Cet accueil pour le moins tiède est d'autant plus surprenant que Téchiné a toujours eu la carte avec la critique : toutes ses oeuvres, des plus anciennes ( "Hotel des amériques", "les soeurs Bronte", "Rendez vous", "Ma saison préférée") aux plus récentes ( "Les témoins", "la fille du RER") étaient toujours reçues avec plein d'éloges, à ma plus grande joie, vu que, personnellement, j'ai toujours énormément aimé le cinéma de Téchiné, ce cinéma plein de romanesque, voire de lyrisme sur des sujets au départ plus terre à terre, du quotidien parfois cruel, voire morbide.
C'est le cas de cet "homme qu'on aimait trop", qui, vous le savez déjà je pense, s'inspire des mémoires de la mère d'Agnès Le Roux, et relate la fameuse affaire Agnès Le Roux , fait divers qui n'en finit pas de défrayer la chronique encore récemment avec un nouveau procès en début d'année, dans lesquels la famille, l'amour et l'argent s'y entremêlent de façon vertigineuse, des thèmes qui correspondent parfaitement à l'univers d'André Téchiné,
L'intrigue nous entraine ainsi dans la guerre des casinos des années 70, Renée Le Roux (C. Deneuve) trônant impérialement en son Palais de Nice, Agnès Le Roux (A. Haenel) revenant d'Afrique après l'échec de son mariage, et Maurice Agnelet (G. Canet), d'abord complice de la mère, puis se retournant contre elle et s'acoquinant avec la mafia pour la faire tomber.
Nous avons vu le film, mon comparse Michel et moi, et s'il est sans doute plus enthousiaste que moi, aimant le film sans réserves (vous me connaissez, j'en ai souvent, des réserves, moi), il faut objectivement reconnaitre que le dernier Téchiné ne méritait pas une telle frilosité dans son acceuil : scénario intelligent et particulièrement soigné, mise en scène élégante, acteurs sont bien utilisé et convaincants, avec même un souvent inégal Guillaume Canet qui joue ici très bien - presque tout le temps, nous y reviendrons à la fin de l'article- la froide séduction ,la distance , et très réaliste dans un rôle plutôt ingrat sur le papier.

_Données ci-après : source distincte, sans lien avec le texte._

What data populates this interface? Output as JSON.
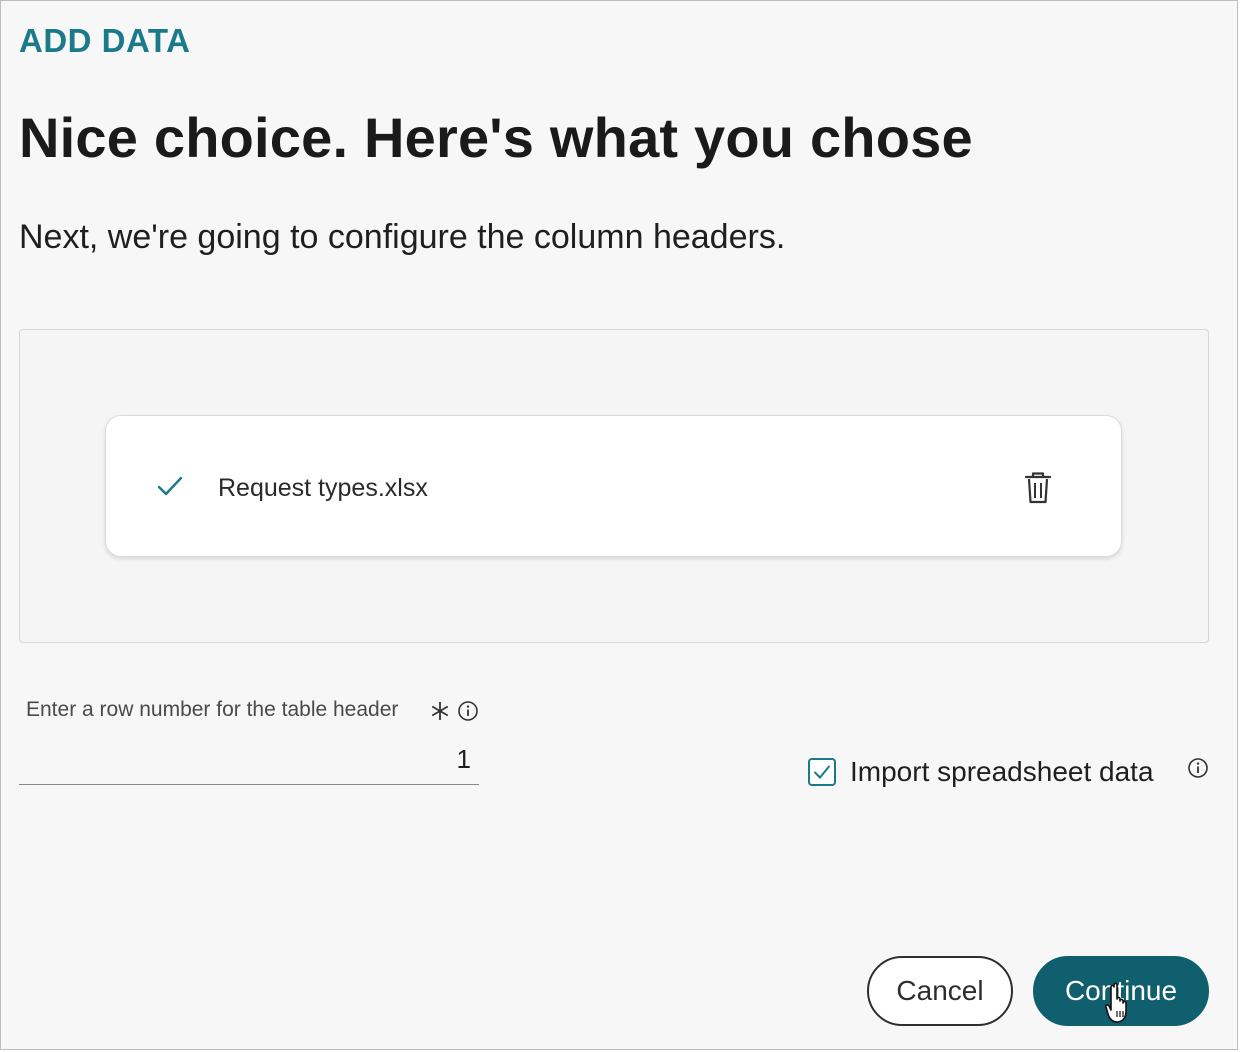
{
  "header": {
    "eyebrow": "ADD DATA",
    "title": "Nice choice. Here's what you chose",
    "subtitle": "Next, we're going to configure the column headers."
  },
  "file": {
    "name": "Request types.xlsx",
    "status_icon": "check-icon",
    "delete_icon": "trash-icon"
  },
  "header_row_field": {
    "label": "Enter a row number for the table header",
    "required_marker": "asterisk-icon",
    "info_icon": "info-icon",
    "value": "1"
  },
  "import_option": {
    "label": "Import spreadsheet data",
    "checked": true,
    "info_icon": "info-icon"
  },
  "actions": {
    "cancel_label": "Cancel",
    "continue_label": "Continue"
  },
  "colors": {
    "accent": "#1b7a8a",
    "primary_button": "#0f5f6e",
    "background": "#f7f7f7"
  }
}
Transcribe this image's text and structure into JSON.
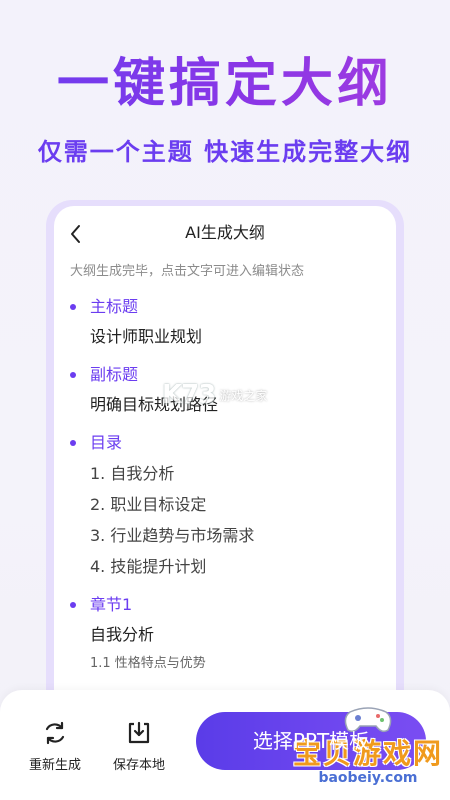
{
  "hero": {
    "title": "一键搞定大纲",
    "subtitle": "仅需一个主题 快速生成完整大纲"
  },
  "screen": {
    "nav_title": "AI生成大纲",
    "back_icon": "chevron-left-icon",
    "hint": "大纲生成完毕，点击文字可进入编辑状态",
    "sections": [
      {
        "label": "主标题",
        "value": "设计师职业规划"
      },
      {
        "label": "副标题",
        "value": "明确目标规划路径"
      },
      {
        "label": "目录",
        "items": [
          "1. 自我分析",
          "2. 职业目标设定",
          "3. 行业趋势与市场需求",
          "4. 技能提升计划"
        ]
      },
      {
        "label": "章节1",
        "value": "自我分析",
        "sub": "1.1 性格特点与优势"
      }
    ]
  },
  "watermark": {
    "logo": "K73",
    "text": "游戏之家"
  },
  "bottom": {
    "regenerate_label": "重新生成",
    "regenerate_icon": "refresh-icon",
    "save_label": "保存本地",
    "save_icon": "download-icon",
    "primary_label": "选择PPT模板"
  },
  "corner_watermark": {
    "title": "宝贝游戏网",
    "url": "baobeiy.com"
  },
  "colors": {
    "accent": "#6b3df0",
    "button": "#5a3ce8",
    "frame": "#e6defc"
  }
}
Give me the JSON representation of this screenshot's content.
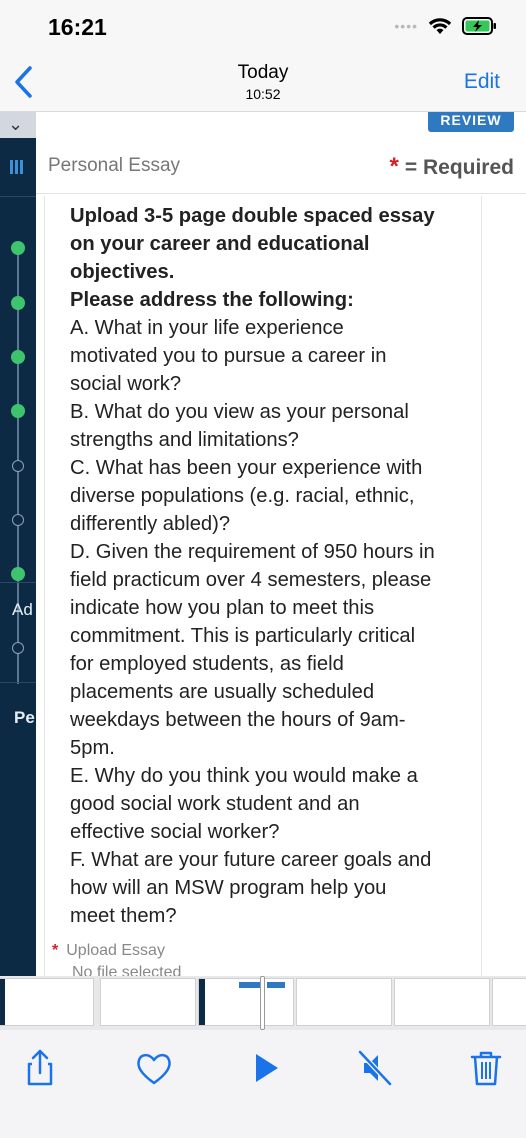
{
  "status_bar": {
    "time": "16:21",
    "signal": "••••"
  },
  "nav": {
    "title": "Today",
    "subtitle": "10:52",
    "edit_label": "Edit"
  },
  "page": {
    "review_label": "REVIEW",
    "section_title": "Personal Essay",
    "required_star": "*",
    "required_label": "= Required",
    "left_rail": {
      "text_1": "Ad",
      "text_2": "Pe"
    },
    "instructions": {
      "heading_1": "Upload 3-5 page double spaced essay",
      "heading_2": "on your career and educational",
      "heading_3": "objectives.",
      "heading_4": "Please address the following:",
      "lines": [
        "A. What in your life experience",
        "motivated you to pursue a career in",
        "social work?",
        "B. What do you view as your personal",
        "strengths and limitations?",
        "C. What has been your experience with",
        "diverse populations (e.g. racial, ethnic,",
        "differently abled)?",
        "D. Given the requirement of 950 hours in",
        "field practicum over 4 semesters, please",
        "indicate how you plan to meet this",
        "commitment. This is particularly critical",
        "for employed students, as field",
        "placements are usually scheduled",
        "weekdays between the hours of 9am-",
        "5pm.",
        "E. Why do you think you would make a",
        "good social work student and an",
        "effective social worker?",
        "F. What are your future career goals and",
        "how will an MSW program help you",
        "meet them?"
      ]
    },
    "upload": {
      "star": "*",
      "label": "Upload Essay",
      "status": "No file selected"
    }
  },
  "toolbar": {
    "share": "share-icon",
    "like": "heart-icon",
    "play": "play-icon",
    "mute": "speaker-muted-icon",
    "delete": "trash-icon"
  },
  "colors": {
    "accent": "#1a73e8",
    "rail": "#0d2a45",
    "complete": "#3fc46e",
    "required": "#d0202a",
    "button": "#2e79c2"
  }
}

En effet, contrairement à ce que je pensais en lisant les comptes rendus de journaux du fait divers, on s'aperçoit en voyant le film ,que Maurice Agnelet n’avait pas forcément un grand charisme, et c'est cela qui peut un peu dérouter, mais c’était un séducteur pathologique qui s’est fait prendre au piège de la personnalité border-line d’Agnès Leroux, interprétée par une maestria confondante par la décidément géniale Adèle Haennel (dont je vous reparle très vite dans ma prochaine chronique des "Combattants", vous savez ce film génial dont je fais actuellement gagner des places).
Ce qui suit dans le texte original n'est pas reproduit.